The result is said to support the exploration model of a high temperature porphyry-related gold event being locally overprinted by lower temperature epithermal vein gold.
The second hole cut across the Guyacanes diorite and encountered considerable brecciation before ending in monzonite, all of which contained local epithermal veining to varying degrees. Assays are pending.
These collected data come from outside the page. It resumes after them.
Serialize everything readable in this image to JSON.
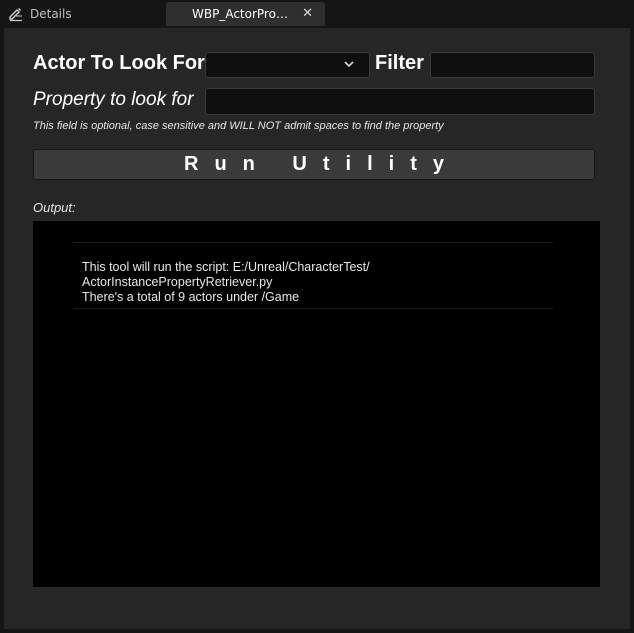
{
  "tabs": {
    "details_label": "Details",
    "active_label": "WBP_ActorProp...",
    "close_glyph": "✕"
  },
  "form": {
    "actor_label": "Actor To Look For",
    "actor_selected": "",
    "filter_label": "Filter",
    "filter_value": "",
    "property_label": "Property to look for",
    "property_value": "",
    "hint": "This field is optional, case sensitive and WILL NOT admit spaces to find the property"
  },
  "run_button_label": "Run Utility",
  "output": {
    "label": "Output:",
    "lines": [
      "This tool will run the script: E:/Unreal/CharacterTest/",
      "ActorInstancePropertyRetriever.py",
      "There's a total of 9 actors under /Game"
    ]
  },
  "icons": {
    "details": "edit-pencil-icon",
    "dropdown": "chevron-down-icon",
    "close": "close-icon"
  },
  "colors": {
    "background": "#151515",
    "panel": "#262626",
    "field": "#0f0f0f",
    "button": "#3a3a3a",
    "output_bg": "#000000"
  }
}
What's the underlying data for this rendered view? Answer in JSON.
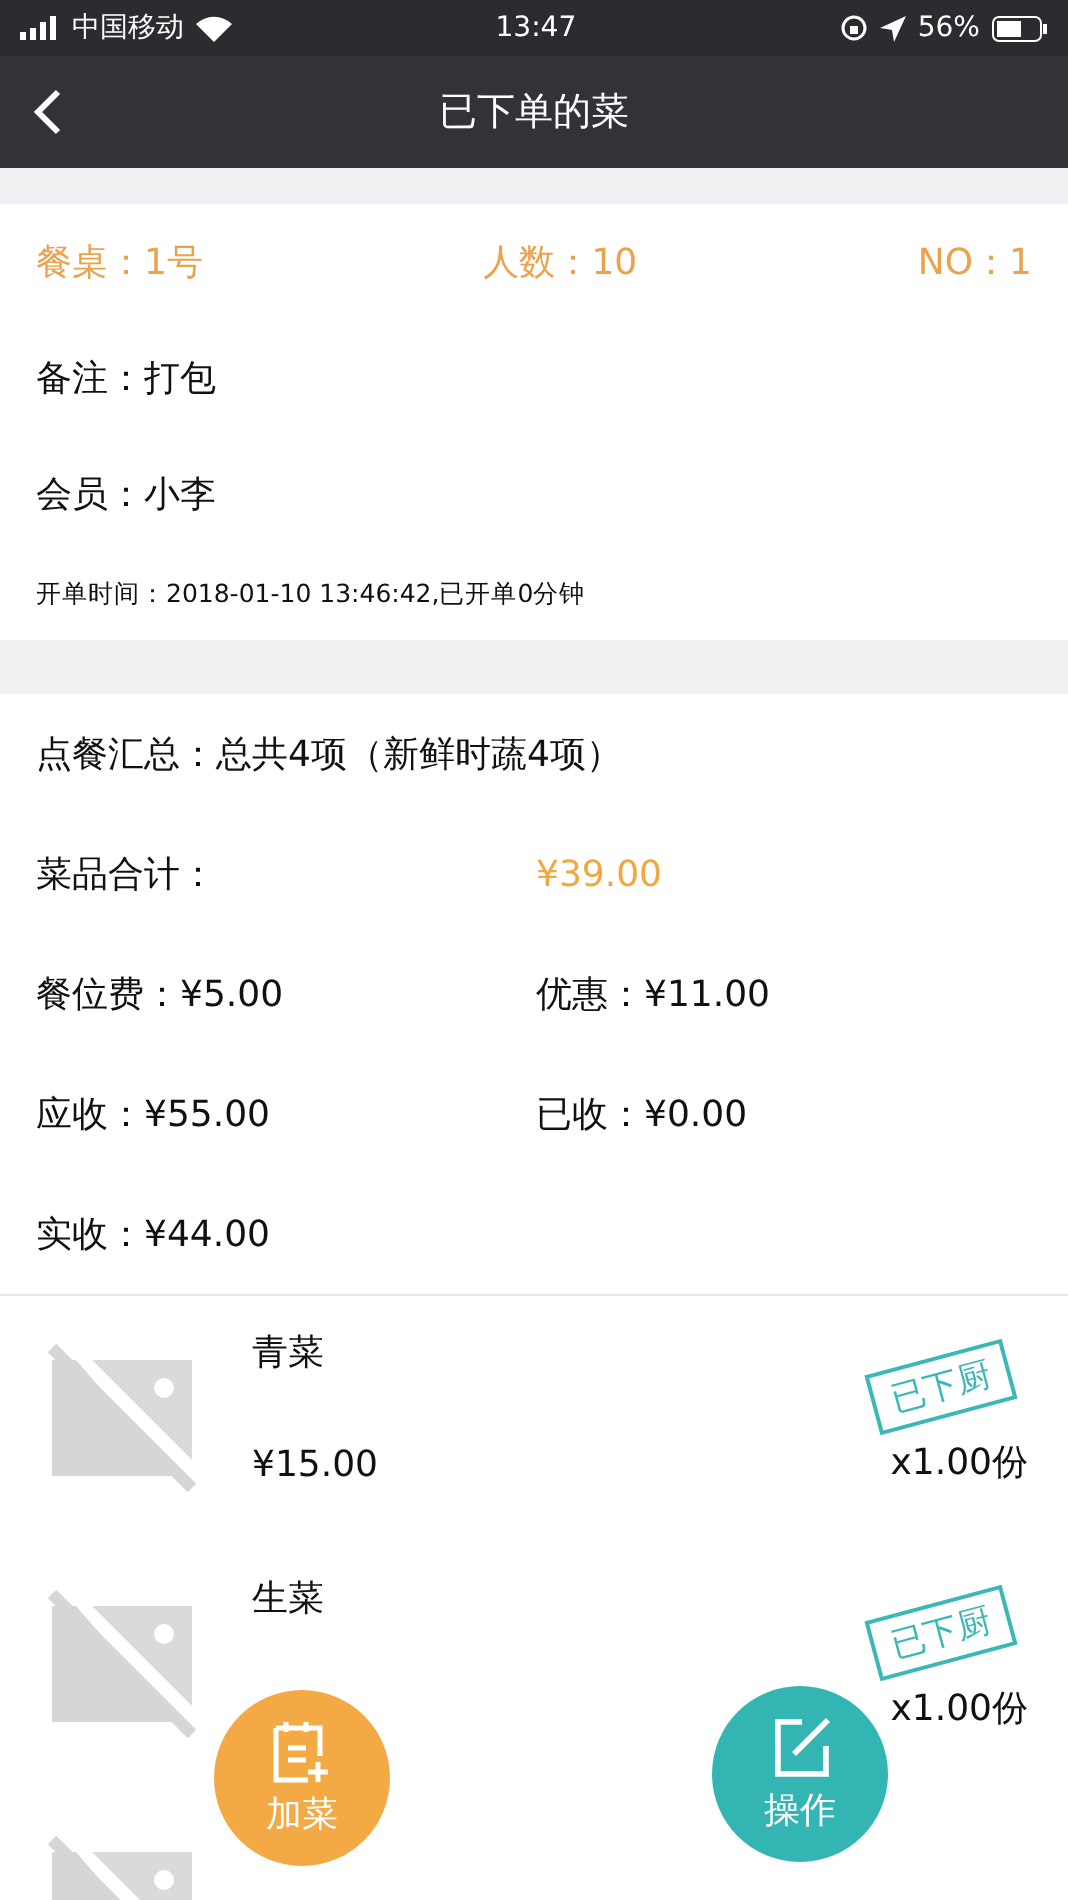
{
  "status_bar": {
    "carrier": "中国移动",
    "time": "13:47",
    "battery": "56%"
  },
  "nav": {
    "title": "已下单的菜"
  },
  "order": {
    "table": "餐桌：1号",
    "guests": "人数：10",
    "number": "NO：1",
    "note": "备注：打包",
    "member": "会员：小李",
    "opened": "开单时间：2018-01-10 13:46:42,已开单0分钟"
  },
  "summary": {
    "total": "点餐汇总：总共4项（新鲜时蔬4项）",
    "rows": [
      [
        {
          "text": "菜品合计：",
          "highlight": false
        },
        {
          "text": "¥39.00",
          "highlight": true
        }
      ],
      [
        {
          "text": "餐位费：¥5.00",
          "highlight": false
        },
        {
          "text": "优惠：¥11.00",
          "highlight": false
        }
      ],
      [
        {
          "text": "应收：¥55.00",
          "highlight": false
        },
        {
          "text": "已收：¥0.00",
          "highlight": false
        }
      ],
      [
        {
          "text": "实收：¥44.00",
          "highlight": false
        }
      ]
    ]
  },
  "dishes": [
    {
      "kind": "dish",
      "name": "青菜",
      "price": "¥15.00",
      "quantity": "x1.00份",
      "stamp": "已下厨"
    },
    {
      "kind": "dish",
      "name": "生菜",
      "quantity": "x1.00份",
      "stamp": "已下厨"
    },
    {
      "kind": "dish"
    }
  ],
  "actions": [
    {
      "label": "加菜",
      "kind": "add"
    },
    {
      "label": "操作",
      "kind": "edit"
    }
  ]
}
"This is a remarkably strong result on our first hole given the extent of the mineralisation encountered from surface, and it has proven very illuminating, greatly improving our understanding of the geology," said Metminco managing director Jason Stirbinskis.
"It remains early days into our drilling at Chuscal, but this first intersection has certainly provided very strong encouragement about what Chuscal could be when you consider the sheer scale of the gold anomaly at surface, the impressive widths of mineralisation encountered and its location in the heart of the Mid-Cauca belt."
Chuscal has a 900m-by-530m surface gold anomaly averaging 1.76g/t and is 2km from Metminco's Miraflores deposit which has a mineral resource of 877,000 ounces grading 2.82g/t and a reserve of 457,000oz grading 3.29g/t. Chuscal is also 1km from the Tesorito prospect where drilling has returned 384m grading 1.01g/t from surface.
Miraflores, Chuscal and Tesorito may form the cornerstone assets to a multi-mine district, with a central processing facility. Metminco is earning a 51% interest in Chuscal from Anglo Gold Ashanti.
Shares in Metminco, which plans to soon rename as Los Cerros, are trading at A10c valuing the company at $16 million.